Auch die in diesem Band gesammelten Essays über Indien richten sich offensichtlich an ein westliches Publikum - wofür man dankbar sein darf, denn auch als ignoranter Euroäer kann man seinen anschaulichen Erläuterungen sehr gut folgen.
Angesichts seines mittlerweile enorm internationalen Lebens hatte ich bei Pankaj Mishra einen ebenso internationalen Hintergrund erwartet - vielleicht den Besuch einer britischen Universiät, vielleicht Wurzeln in der indischen Diaspora. Tatsächlich jedoch stammt er aus einer verarmten, provinziellen Brahmanenfamilie, die im Zuge der post-kolonialen Landreformen ihren gesamten Besitz verloren hatte. In seinem ersten Essay erinnert sich Mishra daran, wie er als junger Mann auf einer heruntergekommenen Provinzuniversität ohne Aussichten auf eine berufliche Zukunft vor sich hinstudierte. Während die meisten seiner Mitstudenten als einzige Chance nach dem Abschluss die Hoffnung hatten, in die Politik oder den Staatsdienst zu gelangen, verschloss er sich melancholisch sogar dieser Möglichkeit und versuchte stattdessen, sich auf eigene Faust und ohne Aussichten in der europäischen Literatur zu vergraben. Er schildert ein Bild von Indien noch vor den großen neoliberalen Modernisierungshoffnungen seit den 90ern: stagnierend, gezeichnet von brutalen, aber bereits merkwürdig ziel- und substanzlosen politischen Kämpfen zwischen Kommunisten und Nationalisten, und vor allem: weit weg vom Rest der Welt. Anders als zum Beispiel der andere große Brahmane der Weltliteratur, V. S. Naipaul, der seine ganze Existenz darauf setzte, der karibischen Provinz nach London zu entfliehen, schien Mishra keine Sehnsucht nach der Metropole gehabt zu haben. Es muss trotzdem eine freudige Entdeckung gewesen sein, dass die Welt, die dem Heranwachsenden noch als eine traurige, etwas schäbige Provinz erscheinen musste, in Wirklichkeit im Gegensatz zur abgegrasten, stagnierenden Metropole für einen Schriftsteller ein Geschenk war: Genauso wie Naipaul seine besten Bücher über die "dritte Welt" schrieb, beweisen die Essays von Mishra über Indien oder Indonesien, dass eben das, was auch immer gerade auf der Welt passiert, dieser schwer verständliche Prozess, für den man wahrscheinlich in 100 Jahren unsere Zeit in Erinnerung behalten wird, nicht im Westen, sondern in der 'Peripherie' vor sich geht, in so unfassbar dynamischen Übergangsgesellschaften wie Brasilien, Ägypten, Indien und China, in diesen chaotischen, schnell wachsenden Ländern zwischen - vorsicht, Klischee! - Tradition und Moderne.

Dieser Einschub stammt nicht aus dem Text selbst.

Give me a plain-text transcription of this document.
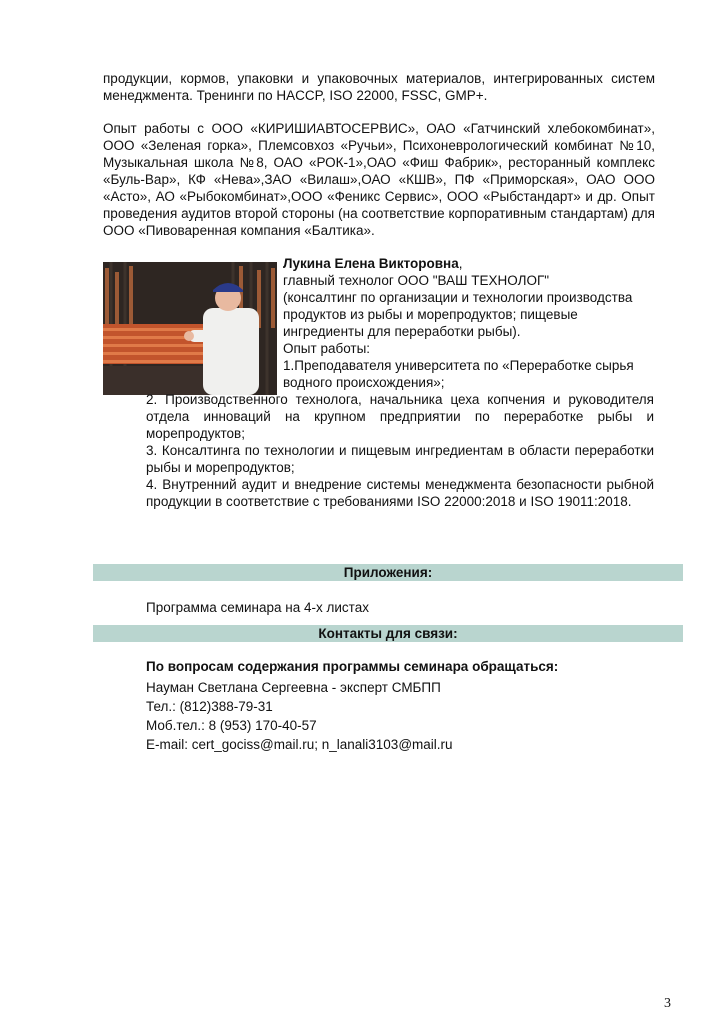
продукции, кормов, упаковки и упаковочных материалов, интегрированных систем менеджмента. Тренинги по HACCP, ISO 22000, FSSC, GMP+.

Опыт работы с ООО «КИРИШИАВТОСЕРВИС», ОАО «Гатчинский хлебокомбинат», ООО «Зеленая горка», Племсовхоз «Ручьи», Психоневрологический комбинат №10, Музыкальная школа №8, ОАО «РОК-1»,ОАО «Фиш Фабрик», ресторанный комплекс «Буль-Вар», КФ «Нева»,ЗАО «Вилаш»,ОАО «КШВ», ПФ «Приморская», ОАО ООО «Асто», АО «Рыбокомбинат»,ООО «Феникс Сервис», ООО «Рыбстандарт» и др. Опыт проведения аудитов второй стороны (на соответствие корпоративным стандартам) для ООО «Пивоваренная компания «Балтика».

Лукина Елена Викторовна,
главный технолог ООО "ВАШ ТЕХНОЛОГ"
(консалтинг по организации и технологии производства продуктов из рыбы и морепродуктов; пищевые ингредиенты для переработки рыбы).
Опыт работы:
1.Преподавателя университета по «Переработке сырья водного происхождения»;

2. Производственного технолога, начальника цеха копчения и руководителя отдела инноваций на крупном предприятии по переработке рыбы и морепродуктов;

3. Консалтинга по технологии и пищевым ингредиентам в области переработки рыбы и морепродуктов;

4. Внутренний аудит и внедрение системы менеджмента безопасности рыбной продукции в соответствие с требованиями ISO 22000:2018 и ISO 19011:2018.

Приложения:
Программа семинара на 4-х листах
Контакты для связи:
По вопросам содержания программы семинара обращаться:
Науман Светлана Сергеевна - эксперт СМБПП
Тел.: (812)388-79-31
Моб.тел.: 8 (953) 170-40-57
E-mail: cert_gociss@mail.ru; n_lanali3103@mail.ru
3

Oder zumindest zwischen dem, was im Moment als Tradition erfunden wird und dem was gerade dessen Platz einnimmt. Wie komplex und paradox diese Beziehung sein kann, beweist nämlich das Kernstück von Mishras Gesellschaftsbild, seine Auseinandersetzung mit dem erstarkenden Hindu-Nationalismus und der BJP, die vor einem Jahr erneut die Macht in Indien übernahm. Mishra steht offenbar der wirtschaftlichen Liberalisierung und Öffnung sehr skeptisch gegenüber und stellt heraus, was es eigentlich bedeutet, dass eben die BJP, die Kraft, welche für ein modernes, wirtschaftsliberales high-tech Indien steht, für glitzernde Konzernzentralen und die erlösende Zukunft des Weltmarktes, und die damit vor allem im Westen und auch der wirtschaftlich erfolgreichen indischen Diaspora sehr beliebt ist - dass eben diese Kraft ihre Wurzeln in einem mythischen, faschistischen Nationalismus hat. Dieses Paradox, diese Dialektik aus Progrom und günstigem Investitionsklima, wird von niemandem verstörender verkörpert als von Narendra Modi, der kurz nach Veröffentlichung des Buches Premierminister wurde, in diesem aber noch als ein "junger, aufstrebender Führer der Hindu-Nationalisten" beschrieben wird, der als Gouverneur von Gujarat tatenlos einem Massenmord an den Muslimen seiner Provinz zusah: 2000 Tote, 100.000 (!) mussten in Lager fliehen. Das besondere an Mishras Darstellung ist sein Gespür für die enorme Komplexität der Gründe für das Erstarken religiöser Gewalt, in dem der Massenmord in Guajarat nur eine Episode war - eine Geschichte, die nur scheinbar mit den Wirren der Entkolonisierung, der Teilung des Landes und der Ermordung Ghandis durch einen Hindu-Extremisten beginnt, tatsächlich aber, wie so viele religiöse Konflikte unserer Zeit, man denke nur an Nigeria oder Palästina, in die zynischen divide-et-empera-Politik der Briten zurückreicht, deren Orientalisten das Konzept eines einheitlichen, nationalistischen Hinduismus und dessen ewiger Feindschaft mit den muslimischen Eindringlingen erst erfanden. Besonders faszinierend ist aber auch Mishras Darstellung der facettenreichen und durchaus auch sehr pragmatischen Gründe, aus denen sich Menschen diese quasi-rassistische Ideologie aneigneten - vielleicht versteht Mishra so viel davon, weil er selbst, als verarmter, aufstrebender Brahmane exakt der Bevölkerungsgruppe entstammt, welche die Basis für die BJP bildete, wie auch sein Vater und viele seiner Onkel tatsächlich Mitglieder der Bewegung gewesen sind.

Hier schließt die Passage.